Washington has taken note of statements and comments from Moscow in the last two weeks about a Russian military buildup in the Caucasus and Caspian Sea region in readiness for a war pitting the US and Israel against Iran.

The non-attack on Iran’s oil industry computers

2. On Monday, April 23, Iran announced it had disconnected the Internet connections of its oil ministry and biggest crude export terminal on Kharg island following malworm attacks on their computer systems.

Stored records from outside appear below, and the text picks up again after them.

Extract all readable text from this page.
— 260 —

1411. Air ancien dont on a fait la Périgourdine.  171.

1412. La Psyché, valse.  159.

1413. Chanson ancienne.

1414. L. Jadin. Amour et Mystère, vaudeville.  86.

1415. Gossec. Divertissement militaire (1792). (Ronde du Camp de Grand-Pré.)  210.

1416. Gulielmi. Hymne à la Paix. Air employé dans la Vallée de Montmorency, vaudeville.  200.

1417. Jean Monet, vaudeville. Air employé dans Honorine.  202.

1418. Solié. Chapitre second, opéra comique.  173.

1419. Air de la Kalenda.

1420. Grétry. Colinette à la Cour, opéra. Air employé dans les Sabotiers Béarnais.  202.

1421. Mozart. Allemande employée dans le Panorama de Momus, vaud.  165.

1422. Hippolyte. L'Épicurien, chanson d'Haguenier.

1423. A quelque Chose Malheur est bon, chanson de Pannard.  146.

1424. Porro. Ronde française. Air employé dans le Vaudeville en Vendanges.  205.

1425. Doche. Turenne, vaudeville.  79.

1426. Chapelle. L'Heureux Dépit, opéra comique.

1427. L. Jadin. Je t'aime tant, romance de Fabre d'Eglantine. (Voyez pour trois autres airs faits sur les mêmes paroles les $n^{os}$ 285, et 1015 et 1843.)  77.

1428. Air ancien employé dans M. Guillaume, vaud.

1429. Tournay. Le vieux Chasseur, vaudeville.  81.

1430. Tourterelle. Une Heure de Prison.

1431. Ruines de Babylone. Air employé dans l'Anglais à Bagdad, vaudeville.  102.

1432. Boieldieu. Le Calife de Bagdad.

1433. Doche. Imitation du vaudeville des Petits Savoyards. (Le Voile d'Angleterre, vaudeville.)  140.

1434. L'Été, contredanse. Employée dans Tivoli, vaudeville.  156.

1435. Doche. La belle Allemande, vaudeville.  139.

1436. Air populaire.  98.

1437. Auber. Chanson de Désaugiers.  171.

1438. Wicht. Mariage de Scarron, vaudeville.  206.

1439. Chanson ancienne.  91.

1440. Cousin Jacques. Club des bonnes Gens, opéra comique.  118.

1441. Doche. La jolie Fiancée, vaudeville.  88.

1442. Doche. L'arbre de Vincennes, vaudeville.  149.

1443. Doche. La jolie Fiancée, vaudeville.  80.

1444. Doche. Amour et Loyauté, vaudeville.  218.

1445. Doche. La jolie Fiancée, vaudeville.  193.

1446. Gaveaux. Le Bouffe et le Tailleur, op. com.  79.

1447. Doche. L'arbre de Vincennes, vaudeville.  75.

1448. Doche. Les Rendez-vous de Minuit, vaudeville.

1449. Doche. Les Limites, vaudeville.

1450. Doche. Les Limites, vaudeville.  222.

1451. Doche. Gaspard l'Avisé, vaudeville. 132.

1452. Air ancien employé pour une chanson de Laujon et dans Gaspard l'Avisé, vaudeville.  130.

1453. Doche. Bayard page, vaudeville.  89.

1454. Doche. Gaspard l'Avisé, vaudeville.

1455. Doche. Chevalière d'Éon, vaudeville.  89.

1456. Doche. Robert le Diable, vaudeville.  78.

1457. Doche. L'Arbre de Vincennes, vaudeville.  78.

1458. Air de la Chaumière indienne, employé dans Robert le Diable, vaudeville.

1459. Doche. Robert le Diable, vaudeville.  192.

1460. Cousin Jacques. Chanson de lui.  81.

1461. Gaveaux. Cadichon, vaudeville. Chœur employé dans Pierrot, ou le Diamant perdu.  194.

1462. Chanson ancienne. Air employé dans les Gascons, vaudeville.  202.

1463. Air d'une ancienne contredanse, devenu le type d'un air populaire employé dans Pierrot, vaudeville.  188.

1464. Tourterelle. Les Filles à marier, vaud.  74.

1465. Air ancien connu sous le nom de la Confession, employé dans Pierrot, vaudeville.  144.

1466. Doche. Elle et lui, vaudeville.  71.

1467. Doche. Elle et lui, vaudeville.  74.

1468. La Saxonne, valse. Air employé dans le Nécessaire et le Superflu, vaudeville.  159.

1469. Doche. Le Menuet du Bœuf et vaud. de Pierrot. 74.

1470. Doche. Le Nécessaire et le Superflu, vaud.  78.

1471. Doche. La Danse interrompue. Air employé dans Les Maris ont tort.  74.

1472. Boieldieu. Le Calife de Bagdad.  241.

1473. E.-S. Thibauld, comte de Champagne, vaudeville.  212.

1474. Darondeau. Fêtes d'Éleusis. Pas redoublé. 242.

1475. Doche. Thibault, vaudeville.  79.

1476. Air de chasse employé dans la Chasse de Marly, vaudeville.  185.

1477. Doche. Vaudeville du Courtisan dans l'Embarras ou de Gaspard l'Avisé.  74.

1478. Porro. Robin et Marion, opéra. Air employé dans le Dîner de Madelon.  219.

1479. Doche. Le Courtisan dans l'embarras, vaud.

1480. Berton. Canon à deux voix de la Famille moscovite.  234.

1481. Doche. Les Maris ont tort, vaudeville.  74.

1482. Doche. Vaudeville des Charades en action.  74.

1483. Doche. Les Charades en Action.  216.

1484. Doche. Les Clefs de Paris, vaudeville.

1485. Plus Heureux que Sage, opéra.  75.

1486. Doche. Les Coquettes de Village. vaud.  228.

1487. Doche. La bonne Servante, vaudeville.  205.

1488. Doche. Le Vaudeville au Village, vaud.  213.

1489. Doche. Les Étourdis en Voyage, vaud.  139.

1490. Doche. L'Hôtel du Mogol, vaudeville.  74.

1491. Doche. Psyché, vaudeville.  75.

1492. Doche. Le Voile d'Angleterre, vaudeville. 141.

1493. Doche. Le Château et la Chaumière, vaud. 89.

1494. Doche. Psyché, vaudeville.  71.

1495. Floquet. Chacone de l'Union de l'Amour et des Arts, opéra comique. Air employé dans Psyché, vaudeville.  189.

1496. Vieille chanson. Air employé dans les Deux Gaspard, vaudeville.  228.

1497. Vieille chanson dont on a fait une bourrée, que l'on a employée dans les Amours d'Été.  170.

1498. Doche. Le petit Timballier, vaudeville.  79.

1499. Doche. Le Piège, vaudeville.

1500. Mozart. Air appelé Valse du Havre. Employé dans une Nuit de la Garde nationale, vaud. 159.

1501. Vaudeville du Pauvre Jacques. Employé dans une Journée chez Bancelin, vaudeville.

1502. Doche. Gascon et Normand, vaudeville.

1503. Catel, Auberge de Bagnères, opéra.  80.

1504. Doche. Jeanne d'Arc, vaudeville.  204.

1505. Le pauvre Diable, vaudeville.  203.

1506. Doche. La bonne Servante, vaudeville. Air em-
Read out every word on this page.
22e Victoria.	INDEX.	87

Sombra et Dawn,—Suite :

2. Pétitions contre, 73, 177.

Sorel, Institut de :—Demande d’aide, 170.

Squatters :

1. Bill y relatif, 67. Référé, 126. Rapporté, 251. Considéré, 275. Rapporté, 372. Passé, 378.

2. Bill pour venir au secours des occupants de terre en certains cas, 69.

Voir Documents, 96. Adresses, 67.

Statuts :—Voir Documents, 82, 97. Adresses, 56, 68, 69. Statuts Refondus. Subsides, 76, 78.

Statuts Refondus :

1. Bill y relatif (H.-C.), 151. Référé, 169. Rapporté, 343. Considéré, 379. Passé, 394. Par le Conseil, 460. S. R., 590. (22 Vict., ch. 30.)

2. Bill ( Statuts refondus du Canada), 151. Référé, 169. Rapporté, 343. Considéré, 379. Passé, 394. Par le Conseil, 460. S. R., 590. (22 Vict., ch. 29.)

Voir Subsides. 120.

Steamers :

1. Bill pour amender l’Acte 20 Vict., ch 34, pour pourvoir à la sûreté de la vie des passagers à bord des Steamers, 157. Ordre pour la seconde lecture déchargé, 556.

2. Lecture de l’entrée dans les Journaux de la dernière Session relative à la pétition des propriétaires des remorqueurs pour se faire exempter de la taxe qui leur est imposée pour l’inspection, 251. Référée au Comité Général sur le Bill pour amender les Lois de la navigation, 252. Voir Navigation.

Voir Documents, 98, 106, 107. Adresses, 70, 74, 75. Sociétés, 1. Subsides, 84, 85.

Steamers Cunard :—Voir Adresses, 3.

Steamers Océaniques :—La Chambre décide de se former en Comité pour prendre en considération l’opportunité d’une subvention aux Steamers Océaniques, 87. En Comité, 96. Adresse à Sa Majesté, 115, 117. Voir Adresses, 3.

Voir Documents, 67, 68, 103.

The semiofficial news agency Mehr reported that, although attacked by a virus and hackers, the facilities continued to work as usual. About 80 percent of Iran’s daily 2.2 million barrels of exported crude goes through the Kharg facility, off Iran’s southern coast.
Some Western circles said the virus attack on the Iranian oil economy was more extensive, shutting down up to 90 percent.
DEBKA-Net-Weekly’s intelligence sources say that both the Iranian and Western versions were exaggerated.
Tehran took advantage of a minor attack by groups of hackers using simple viruses to dramatize the threat to Iran’s oil industry and demonstrate to the population how well the regime was conducting the economy and oil industry in the face a cyber threat on top of sanctions. Tehran hoped to rally the people to the flag.
Western sources were taken in by this stratagem.
Tehran can be counted on to continue to come up with tricks and games to keep the West on its toes. (See the separate item on Tehran’s grab for the UAE Persian Gulf islands.)